Why an AC Drive is Usually Non-Negotiable for Blowers
The fundamental issue is physics. Blowers move air. Air is not a constant load. A soft starter reduces voltage during startup to limit inrush current, but it doesn't control frequency. The motor immediately tries to run at full speed (or close to it) against a massive air column. This leads to two problems:
- Mechanical stress: The sudden torque application can shatter fan blades, stress bearings, and damage ductwork.
- Electrical inefficiency: A blower running at full speed when it only needs 80% flow consumes far more power than a drive running at 80% speed. There's a law for this—the Affinity Laws: power is proportional to the cube of the speed. A 20% reduction in speed yields a near 50% reduction in power draw.
"In my first year (2020), I made the classic rookie mistake: I specified a soft starter for a blower because the AC drive price was three times higher. I thought I was saving the client money. The reality? That soft starter cost them about $400 extra in electricity every month because the blower had to run at 100% speed, with a damper throttling the airflow. Total cost of that mistake over two years? Over $9,600 in wasted energy—more than the cost of a premium drive."
Which brings me to the real, unadvertised benefit of an AC drive for blowers: energy control. It's not about speed; it's about matching power to demand.
The $3,200 Mistake That Proves My Point
I knew I should spec a proper VFD for a 25 kW centrifugal blower in a commercial ventilation system, but I thought 'what are the odds a soft starter fails?' Well, the odds caught up with me. The soft starter was cheaper—saved maybe $800 upfront. But on day one of commissioning, the startup current spike tripped the main breaker for the entire plant floor. After resetting it twice, we noticed the blower was vibrating badly. Turns out, the sudden, uncontrolled torque had slightly warped the blower shaft within the first 10 starts. The entire assembly had to be replaced.
That error cost: $890 in redo plus a 1-week delay. The client was furious. That's when I learned that for any blower larger than 10 kW, a soft starter is a gamble. An AC drive, with its controlled acceleration (ramp-up) and deceleration, prevents that.
AC Drive and DC Drive: For Blowers, You Want AC
I sometimes get asked about AC drive and DC drive differences from solar system integrators trying to be clever. For a blower? Stick with AC. While a DC drive can offer excellent torque control, the power infrastructure and maintenance are more complex. For a standard industrial blower, a modern AC frequency converter (VFD) is the industry standard. You get sinusoidal power, simple programming, and compatibility with standard AC induction motors.
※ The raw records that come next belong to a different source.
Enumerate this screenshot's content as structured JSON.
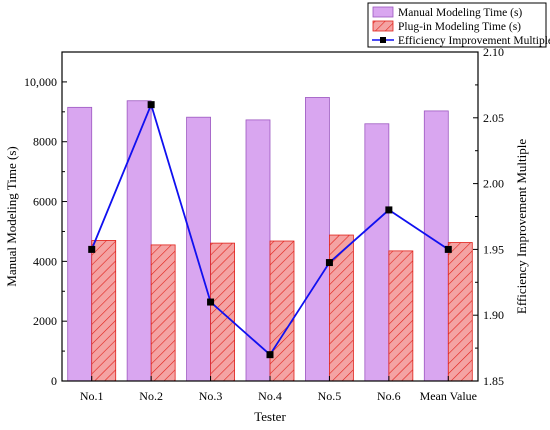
{
  "chart_data": {
    "type": "bar",
    "categories": [
      "No.1",
      "No.2",
      "No.3",
      "No.4",
      "No.5",
      "No.6",
      "Mean Value"
    ],
    "series": [
      {
        "name": "Manual Modeling Time (s)",
        "type": "bar",
        "axis": "left",
        "color": "#d9a6f0",
        "values": [
          9150,
          9370,
          8820,
          8730,
          9480,
          8600,
          9030
        ]
      },
      {
        "name": "Plug-in Modeling Time (s)",
        "type": "bar",
        "axis": "left",
        "pattern": "hatched",
        "color": "#f4a3a3",
        "edge_color": "#e0201a",
        "values": [
          4700,
          4550,
          4610,
          4680,
          4880,
          4350,
          4630
        ]
      },
      {
        "name": "Efficiency Improvement Multiple",
        "type": "line",
        "axis": "right",
        "color": "#1010f0",
        "marker": "square",
        "values": [
          1.95,
          2.06,
          1.91,
          1.87,
          1.94,
          1.98,
          1.95
        ]
      }
    ],
    "xlabel": "Tester",
    "ylabel": "Manual Modeling Time (s)",
    "ylabel_right": "Efficiency Improvement Multiple",
    "ylim": [
      0,
      11000
    ],
    "ylim_right": [
      1.85,
      2.1
    ],
    "yticks": [
      "0",
      "2000",
      "4000",
      "6000",
      "8000",
      "10,000"
    ],
    "yticks_right": [
      "1.85",
      "1.90",
      "1.95",
      "2.00",
      "2.05",
      "2.10"
    ],
    "legend": "top-right",
    "grid": false
  }
}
When a Soft Starter is the Right Choice
Now for the exception. A soft starter is perfectly fine for blowers that:
- Are under 7.5 kW (10 HP) and have a relatively light startup load (low inertia).
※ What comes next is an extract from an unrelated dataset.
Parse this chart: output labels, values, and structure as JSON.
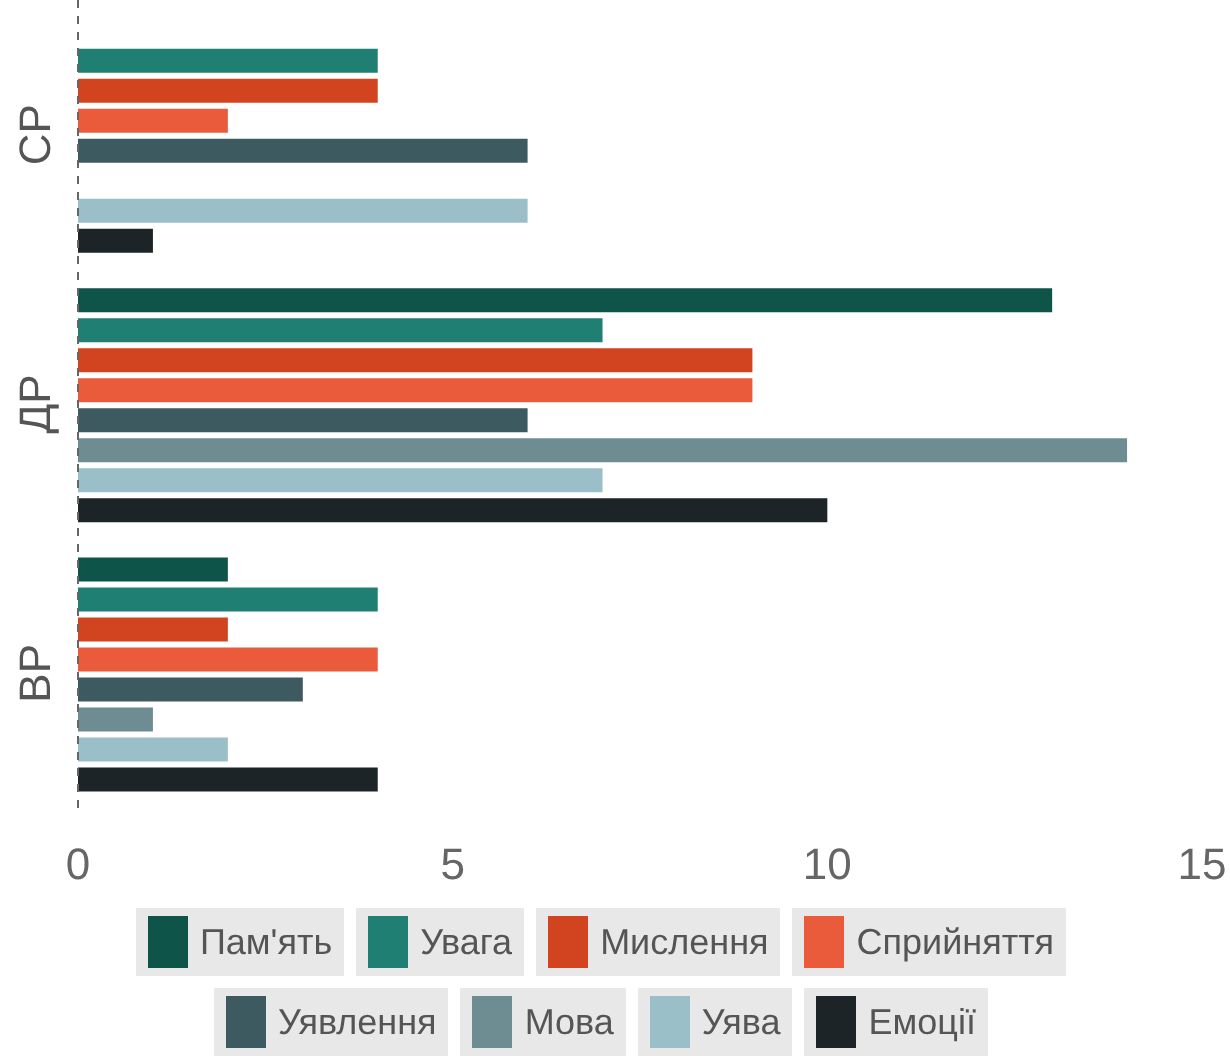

- Always run at 100% speed (e.g., a simple exhaust fan with no variable demand).
- Are on a tight, non-negotiable budget where the upfront AC drive price is a blocker, and energy costs are negligible.
If you fit all three of those conditions, a good electronic soft starter will work. But if you need to adjust airflow, save energy, or protect a critical system, spend the extra money on an AC drive. In my opinion, the extra upfront cost is justified by the first year's energy savings alone.
One more thing on pricing. The AC drive price for a good 10-15 kW unit from a reliable brand (like our inverters for solar, but for motor control) is usually between $400 and $800. A comparable soft starter might be $200 to $400. The software and setup time might add another $150. But that extra $450 upfront saves you from a potential $3,000 repair job down the line. That's a good bet.